Pak Moh bergegas menuju ke rumah pak Min, setelah berpamitan pada anak-anak didiknya. Dia khawatir jika ular itu berbahaya atau membuat sapi pak Min terkena racun bisanya.
Setelah sampai di rumah pak Min, dia bingung di mana kandang sapinya. Dia tadi lupa bertanya.
Akhirnya, pak Moh berjalan ke arah belakang rumah. Siapa tahu kandang sapinya ada di sana. Tapi ternyata tidak ada juga.
"Pak Moh, di sini!" Suara panggilan seseorang mengagetkan pak Moh. Ternyata itu suara pak Min.
Pak Moh segera berjalan di mana pak Min berada. Ternyata ada di seberang sungai.

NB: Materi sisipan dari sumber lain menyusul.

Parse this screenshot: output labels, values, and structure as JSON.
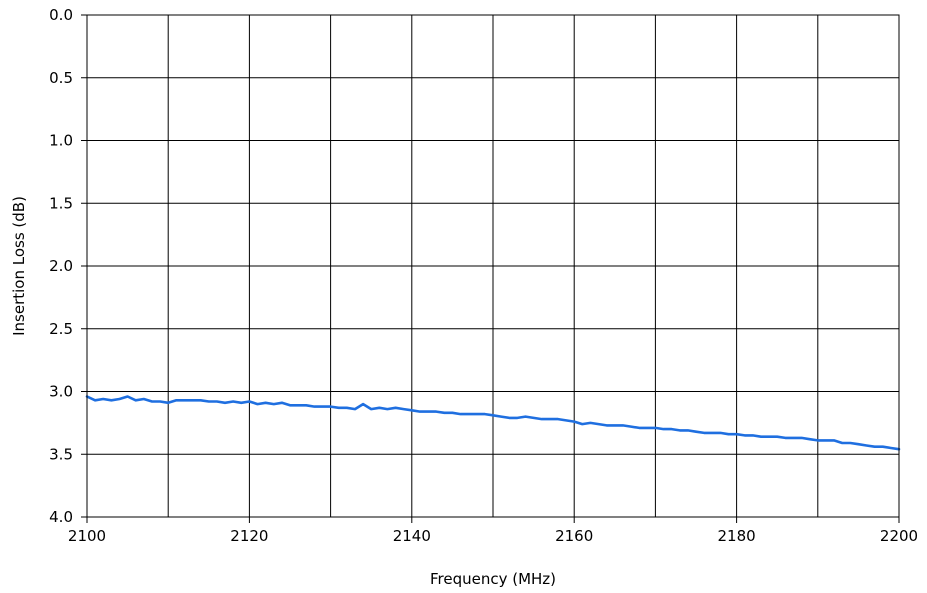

Jadi di belakang rumah pak Min ini ada sungai kecil, sedangkan kandang sapinya ada di seberang sana. Jembatan bambu yang disusun sedemikian rupa seperti jembatan, menjadi alat untuk menuju ke kandang tersebut.
Beberapa orang laki-laki tampak sudah siap dengan batang bambu di tangan masing-masing. Mereka mengunakan bambu, karena menurut mitos dan ceritanya, batang bambu membuat ular melemas dan tidak berdaya. Seperti kerupuk terkena air. Begitulah kepercayaan masyarakat pada umumnya.
"Lihat pak Moh, ularnya masih diam di tengah-tengah kandang!" kata pak Min melapor.
Di tengah kandang sapi pak Min, terlihat seekor ular besar yang lurus memanjang. Kira-kira panjangnya lebih dari tiga meter. Tidak bergerak tapi masih hidup. Sepertinya dia juga kaget karena kepergok oleh orang-orang yang melihatnya.
"Tadi mau Kami hajar saja, tapi pak Min melarang kami dan bilang mau meminta bantuan pak Moh," kata salah satu dari mereka yang ada.
Pak Moh tampak mengangguk dan tersenyum pada semua orang yang ada, yaitu tiga laki-laki, yang sudah siap untuk menghajar ular tersebut. Dengan bambu yang ada ditangan mereka.
"Sepertinya dia mau puasa," kata pak Min memicingkan matanya, ke arah ular tersebut.
"Puasa?" tanya orang-orang yang ada di kandang itu serempak.
"Masa ular ada puasa pak Moh?" tanya salah satunya ingin penjelasan.
"Dari tadi ular itu diam dan pada posisi seperti itu kan, tidak ada pergerakan?" tanya pak Moh pada mereka semua.
Semua orang yang ada mengangguk mengiyakan. Mereka memang tidak melihat ular itu bergerak sedari tadi, tapi tetap saja mereka takut untuk mendekat. Meskipun sudah memegang batang bambu sebagai senjatanya.
"Iya dia puasa. Mau berganti kulit," jawab pak Moh memberitahu.
"Oh..."
"Mlungsungi ya..."
*Mlungsungi adalah proses seekor ular berganti kulit luarnya.
Mereka baru mengerti yang dimaksud oleh pak Moh, dengan puasa bagi ular itu. Pak Moh mengangguk mengiyakan.
"Dia hanya mencari tempat yang aman untuk berganti kulit. Sayangnya malah ketahuan sebelum berganti. Sebaiknya kita pindahkan saja ke alas biar aman."
Alas adalah sebutan kebun yang ada di belakang kampung. Alas ini ditumbuhi berbagai macam tumbuhan yang besar dan ada juga buah-buahan dan itu milik desa bukan perorangan.
"Bagaimana cara mindahin ularnya pak Moh?" tanya salah satu dari mereka yang ada.
"Kita masukkan karung kemudian diangkut pake kletek," jawab pak Moh mengusulkan.
Kletek adalah gerobak yang di dorong ataupun ditarik seperti milik para pemulung kebanyakan.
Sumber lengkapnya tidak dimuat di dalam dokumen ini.